Ein mögliches Risiko tragen zum Beispiel alle Betreiber*innen von Webseiten. Künftig will Microsoft ChatGPT in die Suchmaschine Bing integrieren. Auch Google wird mit seinem KI-Sprachmodell Bard diesen Weg gehen. Doch wenn KI in den Suchmaschinen einen großen Teil der Fragen beantwortet, werden viel weniger Internetnutzer*innen die Webseiten von Medien, Unternehmen, Parteien oder auch Gewerkschaften besuchen. Die aktuelle Architektur des Internets steht damit auf dem Spiel. Die großen Tech Konzerne werden durch KI ihre Vormachtstellung noch stärker ausbauen.
Generell kommen sehr viele Fragen auf Wirtschaft, Politik, Medien, Gesellschaft und auch die Gewerkschaften zu. Warum dürfen große Konzerne das gesamte verfügbare Wissen der Menschheit nutzen, um ihre Maschinen zu trainieren, ohne die Urheber*innen von Inhalten konkret darüber zu informieren, geschweige diese an den künftigen Gewinnen zu beteiligen?

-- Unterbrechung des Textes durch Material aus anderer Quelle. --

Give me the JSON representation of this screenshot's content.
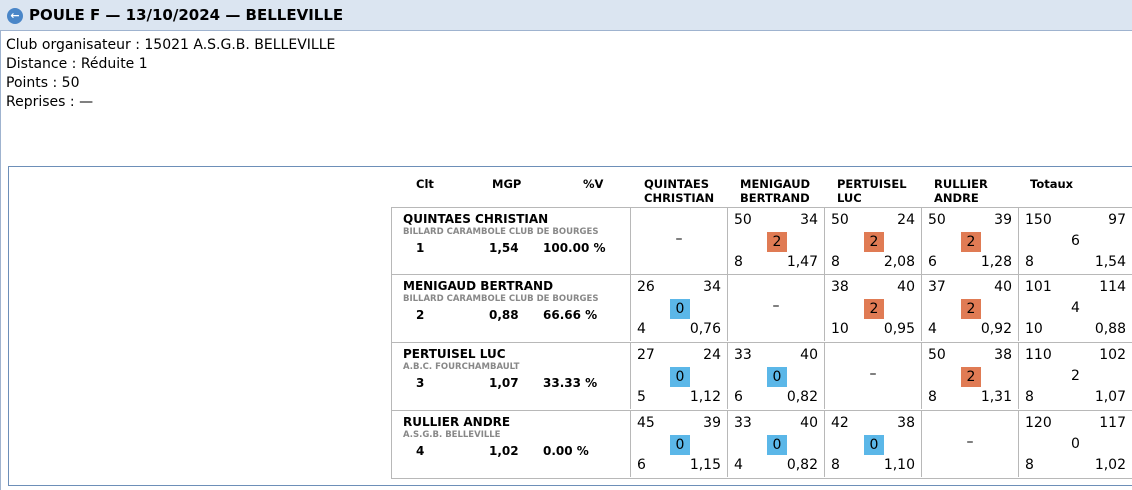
{
  "title": "POULE F — 13/10/2024 — BELLEVILLE",
  "info": [
    "Club organisateur : 15021 A.S.G.B. BELLEVILLE",
    "Distance : Réduite 1",
    "Points : 50",
    "Reprises : —"
  ],
  "headers": {
    "clt": "Clt",
    "mgp": "MGP",
    "pctv": "%V",
    "totaux": "Totaux",
    "opponents": [
      [
        "QUINTAES",
        "CHRISTIAN"
      ],
      [
        "MENIGAUD",
        "BERTRAND"
      ],
      [
        "PERTUISEL",
        "LUC"
      ],
      [
        "RULLIER",
        "ANDRE"
      ]
    ]
  },
  "players": [
    {
      "name": "QUINTAES CHRISTIAN",
      "club": "BILLARD CARAMBOLE CLUB DE BOURGES",
      "clt": "1",
      "mgp": "1,54",
      "pct": "100.00 %",
      "cells": [
        {
          "type": "self",
          "text": "–"
        },
        {
          "tl": "50",
          "tr": "34",
          "bl": "8",
          "br": "1,47",
          "badge": "2",
          "badge_kind": "win"
        },
        {
          "tl": "50",
          "tr": "24",
          "bl": "8",
          "br": "2,08",
          "badge": "2",
          "badge_kind": "win"
        },
        {
          "tl": "50",
          "tr": "39",
          "bl": "6",
          "br": "1,28",
          "badge": "2",
          "badge_kind": "win"
        },
        {
          "tl": "150",
          "tr": "97",
          "mid": "6",
          "bl": "8",
          "br": "1,54"
        }
      ]
    },
    {
      "name": "MENIGAUD BERTRAND",
      "club": "BILLARD CARAMBOLE CLUB DE BOURGES",
      "clt": "2",
      "mgp": "0,88",
      "pct": "66.66 %",
      "cells": [
        {
          "tl": "26",
          "tr": "34",
          "bl": "4",
          "br": "0,76",
          "badge": "0",
          "badge_kind": "loss"
        },
        {
          "type": "self",
          "text": "–"
        },
        {
          "tl": "38",
          "tr": "40",
          "bl": "10",
          "br": "0,95",
          "badge": "2",
          "badge_kind": "win"
        },
        {
          "tl": "37",
          "tr": "40",
          "bl": "4",
          "br": "0,92",
          "badge": "2",
          "badge_kind": "win"
        },
        {
          "tl": "101",
          "tr": "114",
          "mid": "4",
          "bl": "10",
          "br": "0,88"
        }
      ]
    },
    {
      "name": "PERTUISEL LUC",
      "club": "A.B.C. FOURCHAMBAULT",
      "clt": "3",
      "mgp": "1,07",
      "pct": "33.33 %",
      "cells": [
        {
          "tl": "27",
          "tr": "24",
          "bl": "5",
          "br": "1,12",
          "badge": "0",
          "badge_kind": "loss"
        },
        {
          "tl": "33",
          "tr": "40",
          "bl": "6",
          "br": "0,82",
          "badge": "0",
          "badge_kind": "loss"
        },
        {
          "type": "self",
          "text": "–"
        },
        {
          "tl": "50",
          "tr": "38",
          "bl": "8",
          "br": "1,31",
          "badge": "2",
          "badge_kind": "win"
        },
        {
          "tl": "110",
          "tr": "102",
          "mid": "2",
          "bl": "8",
          "br": "1,07"
        }
      ]
    },
    {
      "name": "RULLIER ANDRE",
      "club": "A.S.G.B. BELLEVILLE",
      "clt": "4",
      "mgp": "1,02",
      "pct": "0.00 %",
      "cells": [
        {
          "tl": "45",
          "tr": "39",
          "bl": "6",
          "br": "1,15",
          "badge": "0",
          "badge_kind": "loss"
        },
        {
          "tl": "33",
          "tr": "40",
          "bl": "4",
          "br": "0,82",
          "badge": "0",
          "badge_kind": "loss"
        },
        {
          "tl": "42",
          "tr": "38",
          "bl": "8",
          "br": "1,10",
          "badge": "0",
          "badge_kind": "loss"
        },
        {
          "type": "self",
          "text": "–"
        },
        {
          "tl": "120",
          "tr": "117",
          "mid": "0",
          "bl": "8",
          "br": "1,02"
        }
      ]
    }
  ],
  "colors": {
    "win_badge": "#e07b54",
    "loss_badge": "#5bb7e8",
    "titlebar": "#dbe5f1"
  },
  "icons": {
    "back": "back-arrow-icon"
  }
}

Warum gibt es keine Transparenzpflicht oder Quellennachweise für ChatGPT? Warum dürfen Konzerne ihre revolutionäre Technologie per Betatest ausrollen, während die Folgen überhaupt noch nicht abzusehen sind? Wer reguliert selbstlernende Maschinen und wie lange brauchen staatliche Kontrolleur*innen, um systemgefährdende Risiken einzudämmen? Seit gut zwei Jahren wird auf EU-Ebene über den AI Act beraten, der den Einsatz von künstlicher Intelligenz in Europa in rechtliche Bahnen lenken soll. Laut heise.de wurde in einem zuletzt geleakten Entwurf die Liste der sogenannten „Hochrisiko-Anwendungen“ um textgenerierende KIs erweitert, dazu gehört dann vermutlich auch ChatGPT – immerhin. Denn Fakt ist: Hass und Falschmeldungen sind in den sozialen Netzwerken jahrelang unterschätzt worden, bis die Politik ein gegriffen hat. Viel Zeit bleibt offenbar nicht, um Menschen und Unternehmen vor negativen Folgen durch KI zu schützen. Eine Frage ist hingegen schon geklärt. ChatGPT antwortet unmissverständlich auf die Frage, wem die generierten Texte des Tools gehören: Dem Unternehmen OpenAI.